Ablation and Architectural Analysis
Figure 6: Enabling the SMPL prior dramatically improves anatomical plausibility and garment fit over LRM-only baselines.
Figure 7: HumanNOVA exhibits resilience to moderate SMPL estimation errors due to fusion with strong image cues.
Figure 2: Model performance drops when removing generated data modalities, underscoring the importance of multi-source training.
Figure 8: Excluding mesh priors or reducing triplane resolution yields visible decline in mesh structure and texture detail.
Implications and Future Directions
HumanNOVA demonstrates that the synergy of large-scale, compositionally rich training data and hybrid transformer architectures can overcome the classic speed–quality trade-off in 3D human avatar creation from a single image. The adoption of token-based conditional fusion, triplane-based intermediate representations, and incorporation of parametric mesh priors set new baselines for rapid, generalizable human digitization.
From a practical perspective, HumanNOVA immediately enables scalable avatar creation pipelines for AR/VR, telepresence, and HCI with sub-second latency and broad generalization to in-the-wild scenarios. Theoretically, the results suggest that category-specialized LRM design, when paired with domain-aware priors (e.g., SMPL/SMPL-X encoding), is a critical step for achieving robust performance where general-category LRMs saturate.
Open research challenges identified include robust reasoning about human-object interactions, addressing severe occlusions, and improving the inference of unobserved regions (e.g., back-of-body textures) using even stronger conditional priors or learned view hallucination modules.

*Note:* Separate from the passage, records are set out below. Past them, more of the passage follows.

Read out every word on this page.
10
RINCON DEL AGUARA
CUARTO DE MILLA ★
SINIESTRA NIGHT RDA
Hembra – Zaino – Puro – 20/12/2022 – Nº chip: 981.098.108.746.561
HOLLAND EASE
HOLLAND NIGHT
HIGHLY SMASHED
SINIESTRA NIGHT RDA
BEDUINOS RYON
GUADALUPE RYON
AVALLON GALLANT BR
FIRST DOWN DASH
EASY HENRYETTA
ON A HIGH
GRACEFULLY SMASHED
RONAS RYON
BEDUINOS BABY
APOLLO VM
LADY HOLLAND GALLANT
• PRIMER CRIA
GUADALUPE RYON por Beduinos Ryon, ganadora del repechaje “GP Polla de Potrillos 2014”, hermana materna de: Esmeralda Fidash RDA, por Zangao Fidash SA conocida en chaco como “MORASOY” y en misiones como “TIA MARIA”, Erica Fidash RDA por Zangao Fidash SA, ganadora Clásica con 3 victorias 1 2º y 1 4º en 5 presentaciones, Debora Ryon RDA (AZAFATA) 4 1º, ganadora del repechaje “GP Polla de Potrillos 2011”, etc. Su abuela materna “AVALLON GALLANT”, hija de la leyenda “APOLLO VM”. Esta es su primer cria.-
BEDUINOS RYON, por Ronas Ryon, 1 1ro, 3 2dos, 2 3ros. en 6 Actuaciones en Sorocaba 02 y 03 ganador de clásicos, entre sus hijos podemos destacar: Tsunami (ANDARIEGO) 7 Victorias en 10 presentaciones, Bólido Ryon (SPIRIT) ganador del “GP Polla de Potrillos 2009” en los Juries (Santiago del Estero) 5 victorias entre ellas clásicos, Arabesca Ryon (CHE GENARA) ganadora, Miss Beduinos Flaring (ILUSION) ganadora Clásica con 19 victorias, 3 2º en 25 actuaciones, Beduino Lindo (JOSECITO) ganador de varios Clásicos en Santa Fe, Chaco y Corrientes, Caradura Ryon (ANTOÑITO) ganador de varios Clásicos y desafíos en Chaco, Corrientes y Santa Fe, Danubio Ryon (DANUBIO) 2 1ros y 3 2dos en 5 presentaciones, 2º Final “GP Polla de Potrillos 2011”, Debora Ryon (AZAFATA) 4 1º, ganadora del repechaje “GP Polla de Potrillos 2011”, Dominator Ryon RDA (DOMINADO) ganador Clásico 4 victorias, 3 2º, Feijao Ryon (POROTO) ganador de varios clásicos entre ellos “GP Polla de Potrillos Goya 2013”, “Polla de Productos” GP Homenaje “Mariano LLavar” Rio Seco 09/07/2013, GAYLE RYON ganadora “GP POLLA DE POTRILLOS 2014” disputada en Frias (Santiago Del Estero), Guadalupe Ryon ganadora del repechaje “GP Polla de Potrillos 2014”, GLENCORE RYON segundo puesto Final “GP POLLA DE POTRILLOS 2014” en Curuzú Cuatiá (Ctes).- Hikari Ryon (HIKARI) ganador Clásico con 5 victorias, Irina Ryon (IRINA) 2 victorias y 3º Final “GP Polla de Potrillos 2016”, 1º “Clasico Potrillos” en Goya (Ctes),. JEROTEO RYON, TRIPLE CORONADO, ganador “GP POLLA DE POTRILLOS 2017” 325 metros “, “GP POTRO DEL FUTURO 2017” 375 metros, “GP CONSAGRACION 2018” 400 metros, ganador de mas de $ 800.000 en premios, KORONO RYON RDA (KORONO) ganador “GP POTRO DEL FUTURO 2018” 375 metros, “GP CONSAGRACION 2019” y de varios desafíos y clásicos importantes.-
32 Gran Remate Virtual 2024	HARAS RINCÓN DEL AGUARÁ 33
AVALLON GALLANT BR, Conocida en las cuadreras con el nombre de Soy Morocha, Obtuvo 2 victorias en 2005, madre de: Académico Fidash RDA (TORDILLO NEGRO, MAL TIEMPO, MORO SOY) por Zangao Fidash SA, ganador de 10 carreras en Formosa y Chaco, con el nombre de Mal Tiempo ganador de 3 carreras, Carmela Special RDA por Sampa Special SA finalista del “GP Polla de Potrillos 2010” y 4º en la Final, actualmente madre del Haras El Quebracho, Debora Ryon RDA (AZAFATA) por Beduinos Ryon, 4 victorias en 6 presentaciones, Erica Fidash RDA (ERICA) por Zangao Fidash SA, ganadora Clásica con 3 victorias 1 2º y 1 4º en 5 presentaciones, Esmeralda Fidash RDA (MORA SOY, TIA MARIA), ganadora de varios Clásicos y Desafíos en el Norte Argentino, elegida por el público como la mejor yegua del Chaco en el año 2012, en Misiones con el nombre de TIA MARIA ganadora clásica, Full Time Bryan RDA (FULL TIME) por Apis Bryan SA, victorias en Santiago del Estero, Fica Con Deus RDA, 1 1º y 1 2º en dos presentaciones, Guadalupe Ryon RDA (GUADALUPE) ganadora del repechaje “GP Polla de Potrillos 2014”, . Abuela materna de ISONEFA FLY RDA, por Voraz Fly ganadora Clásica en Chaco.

The data generation methodologies outlined also indicate a promising direction for building benchmark-scale datasets in other 3D reconstruction domains.
Conclusion
HumanNOVA advances the state-of-the-art in single-image 3D human avatar reconstruction by integrating high-resolution triplane architectures, token-based multi-modal fusion with mesh priors, and massively augmented training corpora covering synthetic and real-world variants. The framework achieves competitive photorealism, structural accuracy, and near real-time inference. Further progress in input robustness, occlusion reasoning, and human–object interaction modeling is anticipated as future work in this trajectory.
Reference: "HumanNOVA: Photorealistic, Universal and Rapid 3D Human Avatar Modeling from a Single Image" (2606.02573).